Miami security guard’s stand-your-ground defense falls flat

Former security guard Lukace Kendle shows how he fired his weapon in shooting a man outside a North Miami-Dade strip club in June 2012. He claimed self defense and was found guilty Friday.
Former security guard Lukace Kendle shows how he fired his weapon in shooting a man outside a North Miami-Dade strip club in June 2012. He claimed self defense and was found guilty Friday. Miami Herald Staff

A man who mounted a stand-your-ground defense in his Miami murder trial, likening himself to George Zimmerman while acting as his own attorney, wasn’t as fortunate as Zimmerman.

Lukace Kendle, 29, is going to prison. He was convicted Friday of second-degree murder with a firearm and attempted murder in a 2012 shooting incident that left Kijuan Byrd dead and Michael Smathers paralyzed. He faces life behind bars.

The former security guard at Club Rol-lexx, 12001 NW 27th Ave., said he was acting in self-defense when he shot the two men. The prosecution argued that Kendle acted purposefully and that Byrd and Smathers were unarmed.

Throughout the trial Kendle declined assistance from his court-appointed stand-by counsel, Abe Bailey, even in the moments before and after the jury’s verdict was announced. Kendle never presented evidence and did not testify on his own behalf.

During the trial, he likened himself to George Zimmerman, the neighborhood watch volunteer who fatally shot Trayvon Martin near Orlando in February 2012, and said he was standing his ground. That Zimmerman case sparked national debate about the Stand Your Ground law, which eliminates a citizen’s duty to retreat before using deadly force to counter a threat.

The incident that took place at about 11 p.m. outside the club on June 1, 2012. During his testimony, Smathers said he and Byrd were barbecuing earlier in the day and decided to come to Club Rol-lexx to shoot pool. They played a few games of pool, watched some of the Miami Heat game and then returned to Smathers’ truck to smoke a joint before going back inside.

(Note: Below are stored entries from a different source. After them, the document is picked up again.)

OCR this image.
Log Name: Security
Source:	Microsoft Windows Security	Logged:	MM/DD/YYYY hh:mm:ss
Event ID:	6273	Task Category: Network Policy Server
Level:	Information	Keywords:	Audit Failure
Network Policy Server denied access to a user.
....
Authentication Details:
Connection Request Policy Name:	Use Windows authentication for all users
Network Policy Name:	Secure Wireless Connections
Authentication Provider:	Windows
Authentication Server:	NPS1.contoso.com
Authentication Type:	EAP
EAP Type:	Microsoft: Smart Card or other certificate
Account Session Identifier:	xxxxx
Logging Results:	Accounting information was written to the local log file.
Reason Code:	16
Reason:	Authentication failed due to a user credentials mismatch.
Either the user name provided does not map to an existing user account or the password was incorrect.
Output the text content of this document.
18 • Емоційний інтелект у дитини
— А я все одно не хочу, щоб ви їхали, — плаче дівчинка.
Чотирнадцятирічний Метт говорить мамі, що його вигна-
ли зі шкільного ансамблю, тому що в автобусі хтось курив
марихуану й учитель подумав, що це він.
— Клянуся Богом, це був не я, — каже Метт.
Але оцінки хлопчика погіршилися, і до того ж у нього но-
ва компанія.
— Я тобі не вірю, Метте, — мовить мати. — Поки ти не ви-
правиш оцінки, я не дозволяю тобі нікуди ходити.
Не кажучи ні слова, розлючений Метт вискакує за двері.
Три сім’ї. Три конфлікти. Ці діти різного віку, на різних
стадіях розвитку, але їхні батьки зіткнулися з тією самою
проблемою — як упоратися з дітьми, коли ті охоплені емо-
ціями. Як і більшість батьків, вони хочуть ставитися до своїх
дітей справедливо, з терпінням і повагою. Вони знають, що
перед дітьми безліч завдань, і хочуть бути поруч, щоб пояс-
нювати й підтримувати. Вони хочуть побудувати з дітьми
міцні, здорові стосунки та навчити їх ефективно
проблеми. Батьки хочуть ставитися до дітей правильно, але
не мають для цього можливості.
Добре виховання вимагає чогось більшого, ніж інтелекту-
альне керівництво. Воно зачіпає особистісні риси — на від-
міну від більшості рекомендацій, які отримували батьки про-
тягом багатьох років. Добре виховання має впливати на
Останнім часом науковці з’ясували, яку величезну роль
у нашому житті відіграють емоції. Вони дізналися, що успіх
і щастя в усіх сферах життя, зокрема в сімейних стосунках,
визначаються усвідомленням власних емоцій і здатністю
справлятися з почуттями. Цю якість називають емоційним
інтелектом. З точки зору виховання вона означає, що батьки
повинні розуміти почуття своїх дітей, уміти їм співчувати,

Kendle showed up for work and backed into a tight parking spot next to Smathers and Byrd. When he exited the car he began dressing for work in an all-black uniform with a vest, baton, gloves, a knife, ammunition and his gun. The three men exchanged looks. As Smathers and Byrd prepared to re-enter the club and Kendle came back to his car, the security guard opened fire.

Smathers said that he and Byrd did nothing to provoke the attack, while Kendle argued that the men, “were there to kill me.”

After the verdict was announced, family and friends of Byrd tearfully gathered outside the courtroom hugging and crying.

A sentencing date for Kendle has not been finalized. Both sides will reconvene on Oct. 9 to set a date.